Not even Nazi concentration camps kept them from celebrating Hanukkah. Despite owning nothing, Jews managed to find a way to celebrate. One man smuggled a spoon out of Auschwitz as he was transferred to the Kaufering concentration camp. Together with a prisoner who donated a small pat of butter and another who pulled threads from his clothing to make a wick, they lit the light in that tiny spoon and recited the traditional blessings.
At Bergen-Belsen (another Holocaust concentration camp), men saved bits of fat from their meager food rations and women pulled thread from their clothing.

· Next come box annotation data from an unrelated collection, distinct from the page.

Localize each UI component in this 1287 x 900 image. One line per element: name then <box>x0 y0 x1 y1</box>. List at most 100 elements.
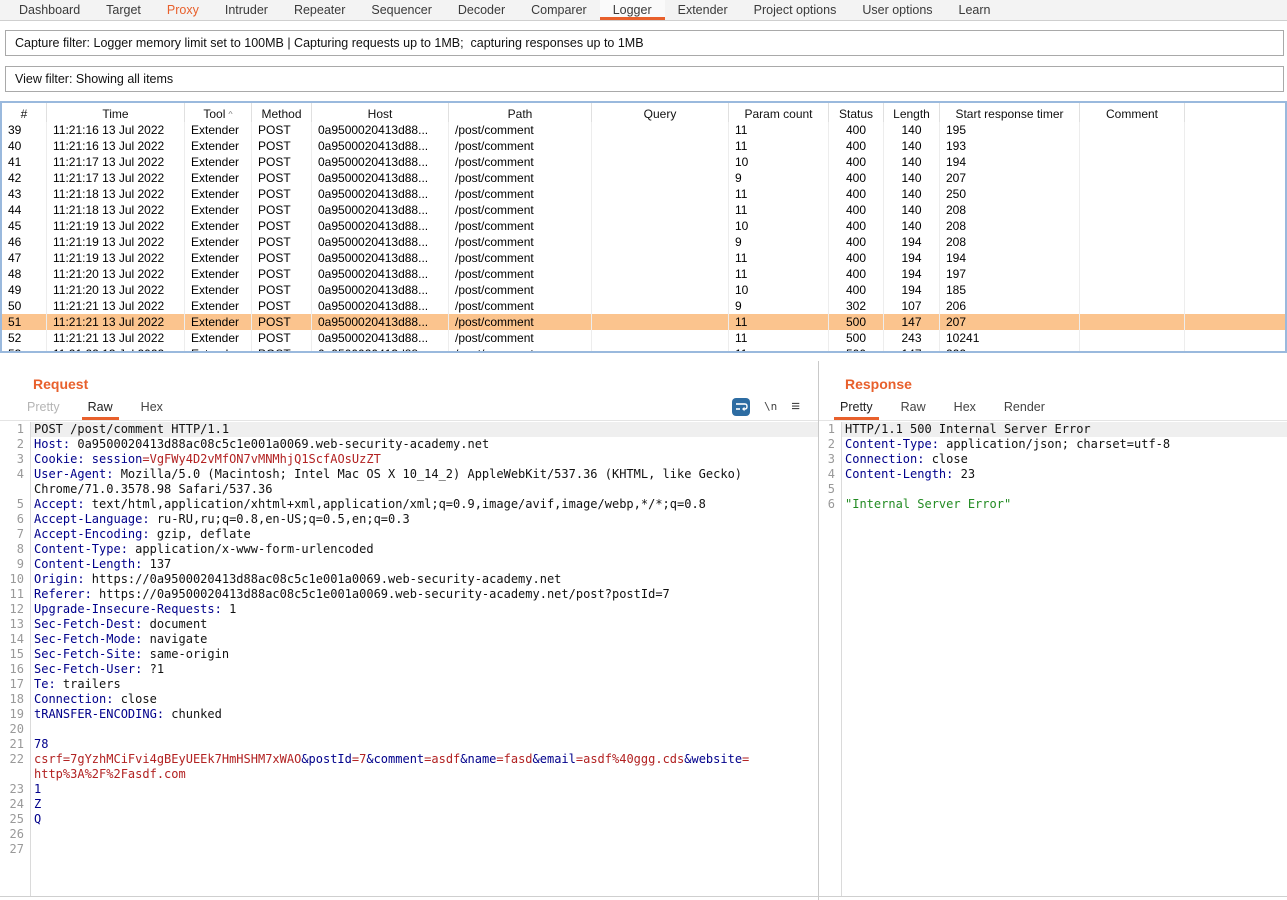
response-title: Response <box>819 353 1287 393</box>
table-row[interactable]: 4111:21:17 13 Jul 2022ExtenderPOST0a9500… <box>2 154 1285 170</box>
editor-line: 5Accept: text/html,application/xhtml+xml… <box>0 497 818 512</box>
top-tab-target[interactable]: Target <box>93 0 154 20</box>
line-text: Te: trailers <box>30 677 818 692</box>
capture-filter-bar[interactable]: Capture filter: Logger memory limit set … <box>5 30 1284 56</box>
top-tab-decoder[interactable]: Decoder <box>445 0 518 20</box>
table-row[interactable]: 3911:21:16 13 Jul 2022ExtenderPOST0a9500… <box>2 122 1285 138</box>
line-text: Sec-Fetch-Mode: navigate <box>30 632 818 647</box>
table-row[interactable]: 5011:21:21 13 Jul 2022ExtenderPOST0a9500… <box>2 298 1285 314</box>
editor-line: 17Te: trailers <box>0 677 818 692</box>
column-header-status[interactable]: Status <box>829 103 884 124</box>
cell-path: /post/comment <box>449 186 592 202</box>
top-tab-intruder[interactable]: Intruder <box>212 0 281 20</box>
request-editor[interactable]: 1POST /post/comment HTTP/1.12Host: 0a950… <box>0 422 818 897</box>
top-tab-project-options[interactable]: Project options <box>741 0 850 20</box>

A raw potato was carved into a makeshift menorah, and on the first night of Hanukkah, a group of Jews risked their lives to gather together to recite the blessings and light their makeshift candle. At that gathering, a wise rabbi said:
“By kindling this Hanukkah candle we are symbolically identifying ourselves with the Jewish people everywhere. Our long history records many bloody horrors our people have endured and survived. We may be certain that no matter what may befall us as individuals, the Jews as a people will outlive their cruel foes and emerge triumphant in the end.”
~Rabbi Israel Shapiro
A great big Biblical “Amen!” to that.
During WWI, Jewish soldiers at Fort Sill, OK, awaiting orders for deployment to Europe, gathered without Hanukkah supplies or a rabbi. Yet, they fashioned a Hanukkah menorah out of spent shell casings from the firing range. A Christian friend, Harry Truman, was invited to attend the meager, but meaningful, celebration. 31 years later, as President of the United States, Harry Truman went against the advice of his Secretary of State and all his foreign policy advisors to become the first foreign leader to recognize the reborn State of Israel on May 14, 1948! America has stood by Israel since then (albeit, shaky at times).
This week I have rejoiced over pictures of Hanukkah menorahs, ingeniously sculpted from what they have, all over the Gaza Strip where the IDF has conquered territory!






Let’s pray that IDF soldiers will come to know Jesus as the Light of the world as they close out this Hanukkah season!